You'll be happier leaving than staying. This post proves it. You don't even feel happy when he buys you a present! All the joy has gone. Why stay?

Aquamarine1029 · 19/12/2021 12:02

You're wanting this man to change, and that's never going to happen. Trying again is just postponing the inevitable.

Billyliarohdear · 19/12/2021 12:04

He knows how unhappy you are and he knows the relationship is near an end.
He's not buying the gift for YOU he's buying it so he doesn't come off too badly in the eyes of other people when it all goes tits up.
"Oh, look what he bought for oblong last Birthday. He must really love her. I don't believe he treats her like crap".

Momijin · 19/12/2021 12:07

My ex used to buy me things he thought women would want, instead of listening to me. Spa breaks and flowers and chick lit. Used to piss me off because he wasn't listening to me plus it made me feel ungrateful when I'm not. If he had bothered to listen or interested in me and what I wanted then he would have known what to get me (and would have cost less but taken more effort).

So I stopped wasting time thinking of things he would like and went low effort.

OP don't stress about this. Open the gift and say thanks and then put it aside. Afterwards you can return it (come up with a reason like it is annoying to wear/not your colour) and spend the money on what you really want.

Just because he has splashed some cash doesn't change his behaviour so don't feel beholden to him.

maslinpan · 19/12/2021 12:18

Buying something expensive is very easy for him. Trying to change his behaviour towards you is very difficult. He can tell everyone about the expensive present, I am guessing it would be extremely difficult for you to tell everyone about his behaviour. The power is all with him in this transaction.
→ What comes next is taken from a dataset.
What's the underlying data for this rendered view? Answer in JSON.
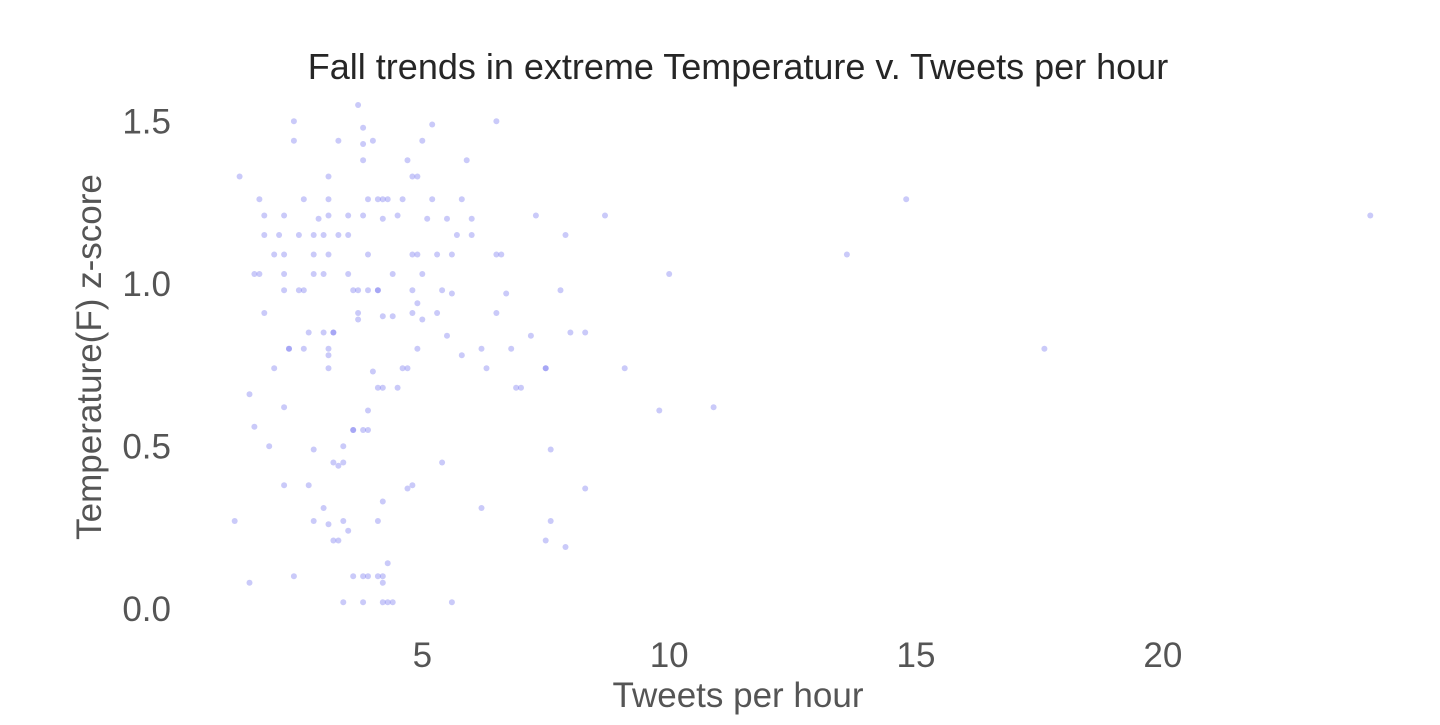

This present is not generous, it's a power move

youvegottenminuteslynn · 19/12/2021 12:23

So why has he done it? He knows I cannot be 'bought' with this as easily as something much cheaper but more fun. So why do it?

So that he can make out you're ungrateful when you eventually break up. "Remember when I got her that diamond necklace? Nothing was ever enough..." with sad eyes for sympathy.

To show you that he doesn't care what you actually want and will do what he likes, whatever you say to him.

To do something he knows will unsettle you as you both know it's not what you'd actually want, but in a way that is hard for you to complain about (in his eyes) as it's pretend generosity. But obviously isn't generous at all as he knows it's now what you want.

To give you a stick to beat you with - "I tried to do something nice for you, nothing is enough" etc

Or it could be a combo of the above. Or other things.

The reason he does it doesn't change the most important thing though. That he's abusive and you're unhappy. Doesn't matter why he's abusive. Doesn't matter why he's got you this gift. You need to end it.

If there are kids involved, they're being taught that it's ok for daddy to make mummy sad as long as he buys her nice things. That's not true, of course, but that's the simplified version of events they'll be seeing.